Entramos en su celda, donde me dejó, volviendo al poco rato con un cazuelillo debajo del manteo, y con esto y una botella que sacara de la alacena juntamente con una cesta llena de pedazos de pan, higos, aceitunas, nueces, embutidos, queso, dátiles y otras viandas, aderezó un almuerzo que me vino de perillas.
—Esta misma celda en que estás, y que es la mía —dijo mientras comíamos—, fue ocupada hace más de doscientos años, allá en los de 1620, por aquel insigne mercenario fray Gabriel Téllez, a quien generalmente se conoce por el maestro Tirso de Molina. Es fama que en este sitio, y quizás en esta misma mesa, escribió su célebre
Crónica de la Orden
, porque comedias se cree que no hizo ninguna después de meterse a fraile.
—¿No le ha dado a Vuestra Paternidad por hacer comedias? —le pregunté.
—Hombre, algunas he hecho, y ahí están pudriéndose en aquella alacena. Mas no he intentado que se representen, porque el prior nos lo prohíbe, aunque son todas devotas. Una hice que no me parece mala, y se titula
El Santo Niño de la Guardia
. No deja de tener su sal otra que compuse con el rótulo de
La tutora de la Iglesia y doctora de la Ley
, toda en sonetos arreo, entreverados con lo que se llaman séptimas reales; y me daba tanto el naipe por estas obrillas que enjaretaba dos en una semana, y si no me lo prohibieran, le hubiera echado la zancadilla a Bustamante que escribió trescientas veintinueve comedias de santos.
—¿Y en qué se ocupa ahora Vuestra Paternidad?
—¿En qué me he de ocupar, muchacho, sino en hacer jaulas de grillos? ¿No sabes que soy el primer jaulista de Madrid? Pues a fe que me dan poco trabajo las tales obras. Mira cuántas hay allí. Aquella que tiene tres pisos, con dos hermosísimas torres y su reloj figurado en el centro, es para las monjas de Constantinopla; y aquella otra redonda que está por concluir, para las Carmelitas Descalzas que ha un mes me tienen loco con la dichosa obra.
En efecto, todo un rincón de la celda estaba lleno de jaulas hechas y por hacer, con todos los materiales y herramientas propias de aquel oficio. De libros no vi sino los folletos y papeles que días antes recogió en casa de Amaranta.
—Yo soy un hombre que abomina la holgazanería —continuó Salmón—, y no me parezco a otros de esta misma casa que no se ocupan en maldita la cosa; aunque hay algunos, la verdad sea dicha, como el padre Castillo, que noche y día están metidos en un mar de libros y papeles.
—Y en verdad, padre —le dije—, ya que no hay cautivos que redimir, todos Vds. deberían pasar el tiempo en algún útil menester.
—Pues hay frailes que como no sea tirar a la barra en la huerta y jugar al tute en la solana, no hacen nada.
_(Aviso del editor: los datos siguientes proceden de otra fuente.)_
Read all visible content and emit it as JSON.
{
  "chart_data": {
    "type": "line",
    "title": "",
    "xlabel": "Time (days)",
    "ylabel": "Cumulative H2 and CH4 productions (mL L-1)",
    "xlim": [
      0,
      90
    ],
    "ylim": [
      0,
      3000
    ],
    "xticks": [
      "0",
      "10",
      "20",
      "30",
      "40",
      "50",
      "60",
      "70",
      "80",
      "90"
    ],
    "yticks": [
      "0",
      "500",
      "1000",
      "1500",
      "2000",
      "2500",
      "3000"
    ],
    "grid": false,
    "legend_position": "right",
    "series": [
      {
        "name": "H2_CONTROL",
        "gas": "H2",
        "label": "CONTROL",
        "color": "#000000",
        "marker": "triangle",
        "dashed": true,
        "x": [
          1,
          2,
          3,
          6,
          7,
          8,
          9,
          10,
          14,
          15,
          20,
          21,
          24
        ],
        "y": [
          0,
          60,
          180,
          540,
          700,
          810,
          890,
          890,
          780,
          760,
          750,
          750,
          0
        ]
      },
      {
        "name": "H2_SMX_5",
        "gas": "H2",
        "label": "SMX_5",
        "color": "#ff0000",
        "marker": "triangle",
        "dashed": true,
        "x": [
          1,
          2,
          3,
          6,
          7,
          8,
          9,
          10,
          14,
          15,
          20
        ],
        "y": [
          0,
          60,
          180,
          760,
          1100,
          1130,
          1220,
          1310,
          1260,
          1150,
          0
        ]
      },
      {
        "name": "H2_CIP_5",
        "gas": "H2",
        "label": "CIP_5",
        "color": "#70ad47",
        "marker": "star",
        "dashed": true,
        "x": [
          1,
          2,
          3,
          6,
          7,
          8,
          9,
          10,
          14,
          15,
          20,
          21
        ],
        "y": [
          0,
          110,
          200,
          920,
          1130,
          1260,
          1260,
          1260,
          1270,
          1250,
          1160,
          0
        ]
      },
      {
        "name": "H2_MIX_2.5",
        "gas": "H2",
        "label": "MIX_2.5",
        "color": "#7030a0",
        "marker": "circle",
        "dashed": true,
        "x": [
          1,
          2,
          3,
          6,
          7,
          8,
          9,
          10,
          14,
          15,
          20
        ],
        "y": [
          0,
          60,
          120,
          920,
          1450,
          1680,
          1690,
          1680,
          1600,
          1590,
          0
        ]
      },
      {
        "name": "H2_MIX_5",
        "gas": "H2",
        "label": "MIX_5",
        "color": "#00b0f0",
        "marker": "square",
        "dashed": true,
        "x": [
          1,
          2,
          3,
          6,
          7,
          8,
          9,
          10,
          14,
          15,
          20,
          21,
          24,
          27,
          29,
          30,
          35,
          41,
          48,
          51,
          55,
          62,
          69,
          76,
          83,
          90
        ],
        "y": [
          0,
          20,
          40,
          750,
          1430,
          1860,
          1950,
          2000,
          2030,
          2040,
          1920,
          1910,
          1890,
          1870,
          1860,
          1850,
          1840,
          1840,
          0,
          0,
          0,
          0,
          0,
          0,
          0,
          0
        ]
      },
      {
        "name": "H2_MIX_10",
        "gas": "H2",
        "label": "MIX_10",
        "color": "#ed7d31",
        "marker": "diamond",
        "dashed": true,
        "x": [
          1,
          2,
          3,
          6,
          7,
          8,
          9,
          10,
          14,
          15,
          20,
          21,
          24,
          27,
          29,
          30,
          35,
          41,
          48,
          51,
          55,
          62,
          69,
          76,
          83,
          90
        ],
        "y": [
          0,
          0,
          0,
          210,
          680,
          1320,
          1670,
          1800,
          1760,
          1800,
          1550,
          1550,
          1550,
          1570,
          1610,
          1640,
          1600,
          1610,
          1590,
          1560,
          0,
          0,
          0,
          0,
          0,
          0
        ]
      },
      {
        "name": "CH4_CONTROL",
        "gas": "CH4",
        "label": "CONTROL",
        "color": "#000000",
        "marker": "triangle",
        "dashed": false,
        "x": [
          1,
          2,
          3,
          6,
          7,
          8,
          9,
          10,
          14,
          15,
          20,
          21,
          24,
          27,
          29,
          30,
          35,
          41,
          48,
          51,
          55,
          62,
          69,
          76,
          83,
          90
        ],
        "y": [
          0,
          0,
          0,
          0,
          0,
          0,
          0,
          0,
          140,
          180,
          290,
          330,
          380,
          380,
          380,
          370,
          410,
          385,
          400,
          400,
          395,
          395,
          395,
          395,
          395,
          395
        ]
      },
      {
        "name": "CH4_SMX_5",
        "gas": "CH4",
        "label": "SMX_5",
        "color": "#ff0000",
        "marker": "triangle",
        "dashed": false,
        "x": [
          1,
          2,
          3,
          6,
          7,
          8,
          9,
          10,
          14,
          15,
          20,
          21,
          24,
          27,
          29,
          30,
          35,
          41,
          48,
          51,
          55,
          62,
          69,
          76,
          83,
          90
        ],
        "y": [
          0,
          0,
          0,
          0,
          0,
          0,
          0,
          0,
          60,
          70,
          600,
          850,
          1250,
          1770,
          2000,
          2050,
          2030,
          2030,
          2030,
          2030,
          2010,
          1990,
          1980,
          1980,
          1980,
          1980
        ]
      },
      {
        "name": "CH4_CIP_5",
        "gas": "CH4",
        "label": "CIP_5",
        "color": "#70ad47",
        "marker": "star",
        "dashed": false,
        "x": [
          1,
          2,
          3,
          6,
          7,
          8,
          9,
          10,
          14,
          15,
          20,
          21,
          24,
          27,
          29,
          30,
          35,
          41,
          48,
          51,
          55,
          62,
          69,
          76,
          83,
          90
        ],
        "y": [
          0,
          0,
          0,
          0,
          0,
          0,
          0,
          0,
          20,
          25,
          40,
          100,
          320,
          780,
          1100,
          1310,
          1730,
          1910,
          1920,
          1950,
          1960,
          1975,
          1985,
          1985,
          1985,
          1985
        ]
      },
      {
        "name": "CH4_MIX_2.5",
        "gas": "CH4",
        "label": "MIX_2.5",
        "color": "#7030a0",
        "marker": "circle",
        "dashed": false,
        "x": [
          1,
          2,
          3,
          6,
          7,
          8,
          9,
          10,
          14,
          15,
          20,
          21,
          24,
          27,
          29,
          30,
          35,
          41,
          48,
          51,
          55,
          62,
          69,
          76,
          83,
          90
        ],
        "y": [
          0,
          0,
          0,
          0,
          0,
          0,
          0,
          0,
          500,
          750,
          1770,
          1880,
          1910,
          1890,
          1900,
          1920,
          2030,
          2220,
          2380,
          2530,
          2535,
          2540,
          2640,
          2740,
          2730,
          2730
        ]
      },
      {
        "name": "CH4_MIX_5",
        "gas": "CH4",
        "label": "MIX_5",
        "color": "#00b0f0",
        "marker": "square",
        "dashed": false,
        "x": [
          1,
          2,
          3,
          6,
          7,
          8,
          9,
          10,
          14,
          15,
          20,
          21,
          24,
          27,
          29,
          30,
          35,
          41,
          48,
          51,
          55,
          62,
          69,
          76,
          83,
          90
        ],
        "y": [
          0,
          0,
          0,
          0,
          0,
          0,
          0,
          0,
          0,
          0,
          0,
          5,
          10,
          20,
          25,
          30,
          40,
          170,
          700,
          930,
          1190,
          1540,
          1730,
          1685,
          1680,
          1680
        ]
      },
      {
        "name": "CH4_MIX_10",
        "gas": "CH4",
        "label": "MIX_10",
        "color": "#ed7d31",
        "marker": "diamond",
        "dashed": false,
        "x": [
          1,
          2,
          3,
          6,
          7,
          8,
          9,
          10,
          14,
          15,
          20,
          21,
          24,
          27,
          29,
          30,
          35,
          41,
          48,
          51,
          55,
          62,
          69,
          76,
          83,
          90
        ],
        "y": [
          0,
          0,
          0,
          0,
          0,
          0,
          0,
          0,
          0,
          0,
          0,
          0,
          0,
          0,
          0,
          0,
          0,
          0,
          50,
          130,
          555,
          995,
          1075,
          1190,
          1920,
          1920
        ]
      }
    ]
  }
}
Y si no, en la celda de al lado tienes al padre Rubio que se pasa la vida haciendo acertijos y enigmas, los cuales envía a las monjas para que ellas le devuelvan la solución y nuevos problemas, y tienen establecidas ganancias y pérdidas para el que acierta y para el que yerra, las cuales pérdidas y ganancias consisten siempre en algo de condumio. ¿Pues y el padre Pacho, que se ha dedicado a hacer punto de media y labra unos primores?… Esto es andar a mujeriegas, lo cual no me gusta. Yo al menos he hecho en lo tocante al arte eminentísimo de las jaulas adelantos admirables, y además me dedico a la medicina, para lo cual, con aquel Dioscórides que está a la cabeza de mi cama tapando la escudilla, me basta y me sobra.